Similarly, if $w$ is the Dyck word $0101$, then $s_w\left(r_1,r_2,r_3\right) = r_1 + \left(r_2+r_3\right)$. So "general associativity" for $n = 2$ claims $\left(r_1+r_2\right) + r_3 = r_1 + \left(r_2+r_3\right)$, which is exactly what you would expect (except that the $n$ here is shifted by $1$ compared to the second way above).

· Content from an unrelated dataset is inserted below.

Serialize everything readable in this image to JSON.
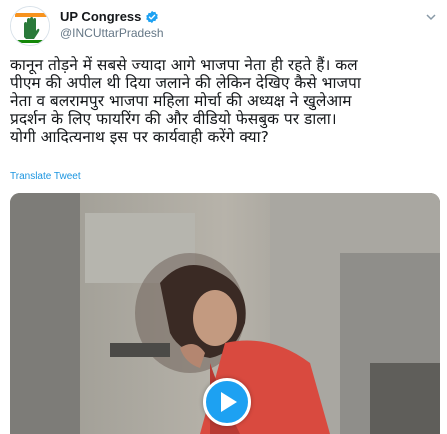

You asked for references. Unfortunately I also know no better than google for "bracketings and associativity", and it is very hard to find reader-friendly treatments of these formalization issues. There is Huang and Tamari's famous Problems of associativity paper, but this is not about formalizing associativity; it is about the combinatorics of the bracketings (or Dyck words or binary trees). A whole book dedicated to this kind of combinatorics (Associahedra, Tamari Lattices and Related Structures) has been published in 2012, and you can find all (or most?) of its chapters on the internet (for example, Ross Street's Parenthetic Remarks) if you are interested. Sadly, this is again on a level where questions like "how is a bracketing defined?" appear as too trivial. These foundational issues are usually ignored when they arise in elementary algebra because authors are too lazy to discuss them or do not want to expect their readers to put up with the large amount of formalism and pedantry involved in their discussion. But sometimes people care about them when they reappear in the theory of tensor categories (aka monoidal categories) because they are less easy to argue away in that situation (and the First way I showed above is often not enough for tensor categories); many nevertheless try to. MacLane, in his Natural associativity and commutativity, uses "iterates" of the associativity morphism in a category to encode our bracketings. It is not very explicit but his paper seems fairly well-written (but you have to know some category theory...).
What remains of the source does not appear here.